UK to see sizable upswing in diversity
U. LEEDS (UK)—The ethnic makeup of the UK will change dramatically over the next 40 years, with the country becoming far more ethnically diverse and geographically integrated, according to new projections.
Ethnic minorities are expected to make up one-fifth of the population by 2051 (compared to 8 percent in 2001), with the mixed ethnic population expected to treble in size.
The country will also become far less segregated as ethnic groups disperse throughout the country.
These initial findings of a three-year study include population projections for 352 local authorities in England, and projections for Wales, Scotland, and Northern Ireland, for each year until 2051.
Among the key projections for 2051 are:
- UK population could reach almost 78 million (59 million in 2001)
- White British, White Irish, and Black Caribbean groups will experience slowest growth
- Other White (Australia, US and Europe) and Mixed will experience the biggest growth
- Ethnic minority share of the population will increase from 8 percent (2001) to around 20 percent
- Ethnic minorities will shift from deprived local authorities to more affluent areas
- Ethnic groups will be significantly less segregated from the rest of the population
The team found striking differences in the respective growth rates of the 16 ethnic groups studied.
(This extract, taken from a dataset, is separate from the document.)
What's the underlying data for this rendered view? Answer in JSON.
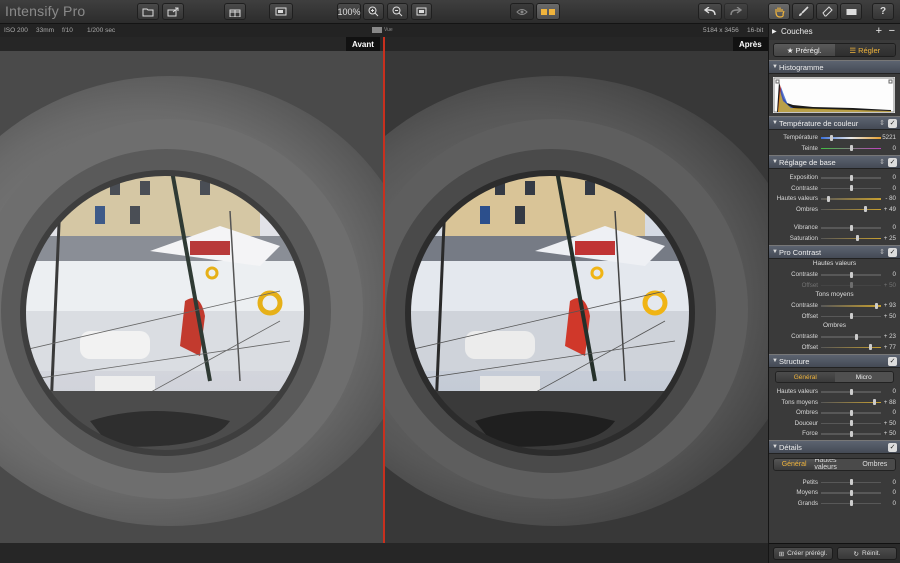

White British and Irish groups are expected to be very slow-growing, while the Other White group is projected to grow the fastest, driven by immigration from Europe, the US, and Australasia. Traditional immigrant groups of south Asian origin (India, Pakistan, and Bangladesh) will also grow rapidly in size.
“The ethnic makeup of UK’s population is evolving significant, says University of Leeds professor Philip Rees.
Groups outside the White British majority are increasing in size and share, not just in the areas of initial migration, but throughout the country and our projections suggest that this trend is set to continue through to 2051.
“At a regional level, ethnic minorities will shift out of deprived inner city areas to more affluent areas, which echoes the way white groups have migrated in the past. In particular black and Asian populations in the least deprived local authorities will increase significantly.”
The research team investigated ethnic population trends at a local scale in the United Kingdom and built a computer model to project those trends under a variety of scenarios for the future.
Existing data on the 16 ethnic groups recognised in the 2001 census were used, along with demographic factors such as immigration, emigration, fertility, and mortality.
The variety of assumptions about how these factors could develop and change over time generated five different scenarios for population makeup for each year until 2051.
Each of the five projections has different absolute figures for ethnic groups and the population size as a whole, which the authors say highlights the difficulty in predicting trends such as migration.
“It is impossible to predict exactly how people will move into, out of, and within the country the coming decades as all of these trends are influenced by a whole range of socio-economic factors,” Rees says.
“However, our results suggest that overall we can look forward to being not only a more diverse nation, but one that is far more spatially integrated than at present.”